Of course the fourth Test was hugely disappointing, and I suppose it shows how far we have come as a side that small sections of supporters are disappointed with a 2-1 series win away to the world's number one ranked side. The reality is we have a young, developing side, who still have a lot to learn. But, the best teams in history did not become the best teams at a flick of a switch, they endured some bumps along the way.
Let's not forget, since the start of last summer we have beaten Australia, who came into that Ashes series defeating teams in devastating style. We toured the UAE to play a Pakistan side who have one of the best 'home' records of any international side, bad light stopped us from winning the first Test and we were a handful of overs from saving the third Test - that series proved what a fine line exists between success and failure in Test cricket. And then to this tour to South Africa, against the number one ranked side in Test cricket, and a 2-1 away win. I'd have bitten someone's hand off to have those results after we returned from the tour of the West Indies. We have also had to play an incredible 17 Tests and a World Cup in the last 12 months, a scandalous schedule, and some players must be simply exhausted - not an excuse, just a fact.
Now of course we have a lot to learn and work on. When you have a series wrapped up, we have to fight even harder to keep the opposition on the canvass, we need to embarrass them and give them no chance of taking any positives out of a series. 3-1 would of been a fairer Ashes result, and likewise 2-0 would have been the fairer result here in South Africa. It must be frustrating for Bayliss and Cook, but the players WILL learn and while it can be disappointing for supporters lets ensure we don't lose our perspective. Remember, even the great Australia teams would regularly fall foul once a series was won. England would often win the dead rubbers of Ashes series - it wasn't until 2006 when Australia learnt not to take the foot off of the pedal and truly crush us.
There are of course other areas that still need addressing. Alex Hales hasn't nailed the opening slot and Compton and Taylor haven't really nailed the number three or five positions. The three gentlemen at breakfast were quite clear that all three should be dropped and the gloves should be removed from Bairstow. Personally, I'd keep all three, but switch their batting positions. I'd move Compton up to open with Cook. This would free Hales to come in at number three with a degree of freedom after the shine has been removed from the new ball. It's too early to discard Hales, yes he has technical issues to address, but he also has game changing potential. I thought he was dealt a tough hand coming into this tour, he should have been given the three Tests in the UAE to 'bed in' to Test cricket, rather than having to make a debut against Steyn and Morkel. Give him a chance in the position he has batted successfully for Nottinghamshire. Let's not discard a potential match winner too early. Remember our other opener Cook hasn't found this tour easy with the bat either. As for Taylor, although disappointing in the last couple of Tests he has enough credit in the bank to continue at five.
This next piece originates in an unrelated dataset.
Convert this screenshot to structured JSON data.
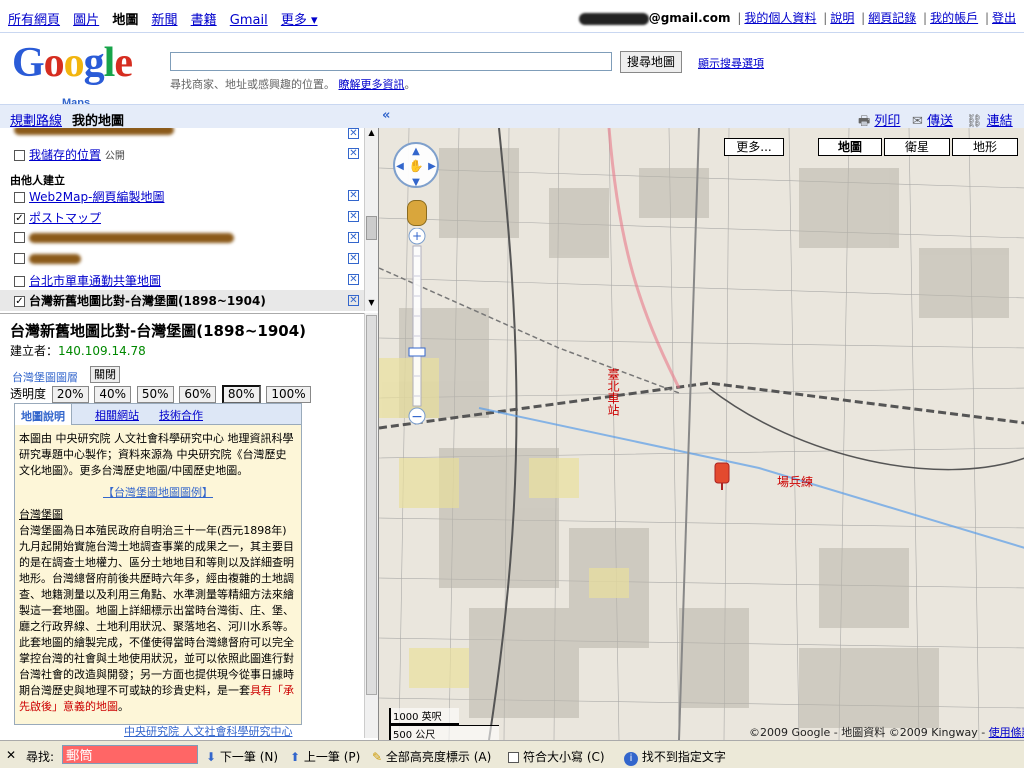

The last spot is the wicket keeping position. Bairstow is learning on the job, everyone knows he's not the finished article with the gloves, but he's only going to get better. Again let's not discard him too early. Yes he's dropped some catches, but at Johannesburg he also took seven catches in an innings as we won the game and his batting has been excellent on this tour. The experience of South Africa will do his wicket keeping the world of good.
This is a young, developing side, who appear to have a strong team spirit and play for each other, defeats will happen, and because of the attacking nature of our play, sometimes these will be horrible. But I for one am happy with how this young team is continuing to develop. So let's not remember this South Africa tour for Centurion, but for the wins at Durban and Johannesburg, Ben Stokes' brilliant 250, Stuart Broad's stunning bowling performance in Johannesburg, Joe Root's continued development as a world class middle order batsmen and Steven Finn's re-emergence as a hostile Test bowler.
We're heading in the right direction. We can bat, we can bowl and we can field, the ingredient we need more of is experience and unfortunately that's something you cannot buy or manufacture.
As an aside the three gentlemen were also disappointing there was no milk on the table for their coffee and the sausages were different to the previous few days, proving change isn't always for the better.